De plus, leur approche des questions syndicales était teintée de subjectivisme voire de mépris, basée sur un postulat erroné, qui voudrait faire des agents de l’État et des travailleurs du secteur moderne de l’Économie des privilégiés par rapport aux populations rurales, dont ils sont pourtant issus et restent les plus grands soutiens.
Toujours fidèle à leur logique anti-travailleurs intrinsèquement liée à leur idéologie libérale, les autorités politiques auront déployé des efforts colossaux pour enfermer la plupart des dirigeants des centrales syndicales dans leur concept incongru de pacte de stabilité sociale, qui a fait long feu.
En effet, l’agitation syndicale en cours est plus le fait de syndicats de base dont les militants sont confrontés aux dures réalités de la crise économique, que des centrales syndicales, qui végètent dans une profonde léthargie par la faute de certains dirigeants, que leurs conditions concrètes de vie ont progressivement éloignées du monde du travail.
Ce sont les transporteurs, qui faisant preuve de détermination et d’un esprit unitaire remarquable, ont ouvert, en décembre 2021, le bal de la contestation syndicale. À leur suite, les enseignants allaient engager des actions vigoureuses, car ayant maintenant compris, que le manque d’efficacité de leurs grèves itératives était en rapport direct avec la fragmentation de leur mouvement syndical. De fait, c’est finalement, grâce à leur unité d’action, qu’ils arracheront les acquis les plus significatifs depuis plusieurs décennies.
Après cela, le gouvernement a accordé des primes aux travailleurs d’autres départements ministériels identifiés par l’étude sur le système de rémunération au sein de l’Administration publique sénégalaise (agriculture, inspection du travail ...) et à certains secteurs des forces de défense et de sécurité.
Force est de constater que le ministère de la Santé et de l’Action sociale a été complètement occulté, alors qu’il est celui dont les agents, ne disposant même pas d’indemnité de logement (pour ceux n’ayant pas de logement de fonction), sont les plus mal lotis, sur le plan du système indemnitaire.
C’est également, celui où le gouvernement a choisi une stratégie de séduction des cadres supérieurs, n’épargnant même pas les ordres professionnels, par l’allongement de l’âge de la retraite et l’octroi de nouvelles primes à eux seuls, qui même insuffisantes, n’ont pas pris en compte les cadres moyens et d’autres catégories de personnel, qui pourtant sont indispensables à la bonne marche du système sanitaire.
Cette démarche discriminatoire a contribué à radicaliser les jeunes travailleurs paramédicaux, prêts à tous les sacrifices pour une amélioration de leurs conditions de vie et de travail.

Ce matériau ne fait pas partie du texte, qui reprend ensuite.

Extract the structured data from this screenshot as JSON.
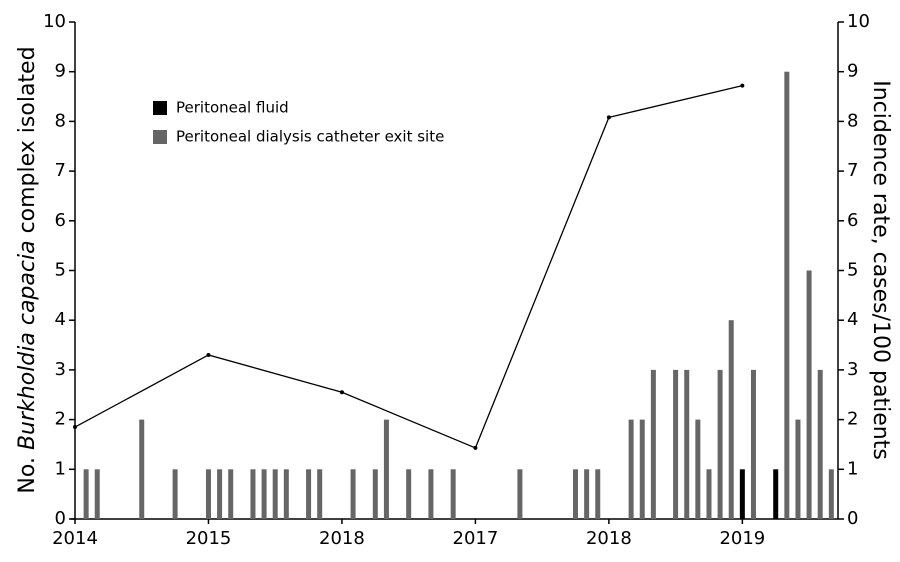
{
  "chart_data": {
    "type": "bar",
    "ylabel": [
      "No. ",
      "Burkholdia capacia",
      " complex isolated"
    ],
    "y2label": "Incidence rate, cases/100 patients",
    "xlim": [
      0,
      68.6
    ],
    "xticks": [
      {
        "value": 0,
        "label": "2014"
      },
      {
        "value": 12,
        "label": "2015"
      },
      {
        "value": 24,
        "label": "2018"
      },
      {
        "value": 36,
        "label": "2017"
      },
      {
        "value": 48,
        "label": "2018"
      },
      {
        "value": 60,
        "label": "2019"
      }
    ],
    "ylim": [
      0,
      10
    ],
    "yticks": [
      0,
      1,
      2,
      3,
      4,
      5,
      6,
      7,
      8,
      9,
      10
    ],
    "y2lim": [
      0,
      10
    ],
    "y2ticks": [
      0,
      1,
      2,
      3,
      4,
      5,
      6,
      7,
      8,
      9,
      10
    ],
    "series": [
      {
        "name": "Peritoneal fluid",
        "color": "#000000",
        "x": [
          60,
          63
        ],
        "values": [
          1,
          1
        ]
      },
      {
        "name": "Peritoneal dialysis catheter exit site",
        "color": "#666666",
        "x": [
          1,
          2,
          6,
          9,
          12,
          13,
          14,
          16,
          17,
          18,
          19,
          21,
          22,
          25,
          27,
          28,
          30,
          32,
          34,
          40,
          45,
          46,
          47,
          50,
          51,
          52,
          54,
          55,
          56,
          57,
          58,
          59,
          61,
          64,
          65,
          66,
          67,
          68
        ],
        "values": [
          1,
          1,
          2,
          1,
          1,
          1,
          1,
          1,
          1,
          1,
          1,
          1,
          1,
          1,
          1,
          2,
          1,
          1,
          1,
          1,
          1,
          1,
          1,
          2,
          2,
          3,
          3,
          3,
          2,
          1,
          3,
          4,
          3,
          9,
          2,
          5,
          3,
          1
        ]
      },
      {
        "type": "line",
        "axis": "y2",
        "color": "#000000",
        "x": [
          0,
          12,
          24,
          36,
          48,
          60
        ],
        "values": [
          1.85,
          3.3,
          2.55,
          1.43,
          8.08,
          8.72
        ]
      }
    ]
  }
}
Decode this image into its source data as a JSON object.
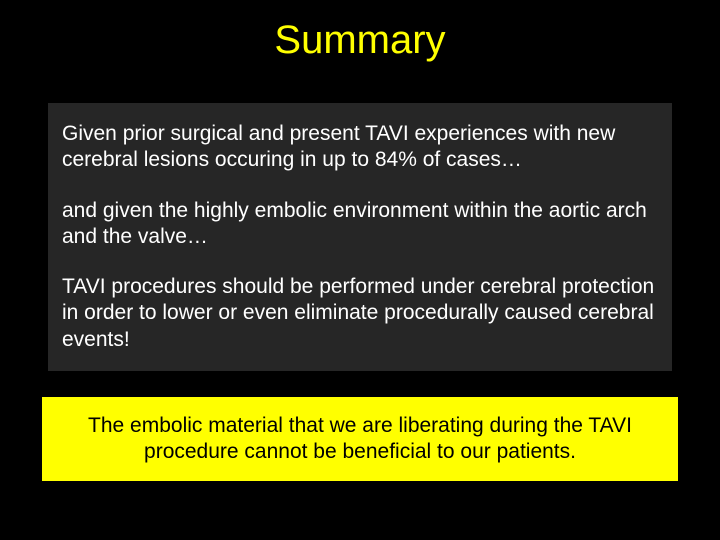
{
  "title": "Summary",
  "content": {
    "para1": "Given prior surgical and present TAVI experiences with new cerebral lesions occuring in up to 84% of cases…",
    "para2": "and given the highly embolic environment within the aortic arch and the valve…",
    "para3": "TAVI procedures should be performed  under cerebral protection in order to lower or even eliminate procedurally caused cerebral events!"
  },
  "highlight": "The embolic material that we are liberating during the TAVI procedure cannot be beneficial to our patients.",
  "colors": {
    "background": "#000000",
    "title": "#ffff00",
    "contentBox": "#262626",
    "contentText": "#ffffff",
    "highlightBox": "#ffff00",
    "highlightText": "#000000"
  },
  "typography": {
    "titleFontSize": 40,
    "bodyFontSize": 21,
    "fontFamily": "Arial"
  }
}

Malheureusement, les organisations ayant fait les beaux jours de l’autonomie syndicale voire du syndicalisme révolutionnaire, caractérisées par un immobilisme flagrant au niveau de leurs instances de direction, donnent parfois l’impression d’avoir pour vocation de servir d’écran et d’outil de diversion face à la montée de nouvelles forces syndicales.
C’est le lieu de saluer le dynamisme d’organisations comme ceux de la fédération des syndicats de la santé (F2S), qui ambitionne d’entraîner l’ensemble des travailleurs vers de véritables batailles de principe, contrastant avec les habituelles comédies syndicales du passé.
Le moment est donc venu pour la F2S et AND GËSSËM d’aller vers l'unité d'action, pour enfin arracher des acquis substantiels, à l’image du mouvement syndical enseignant.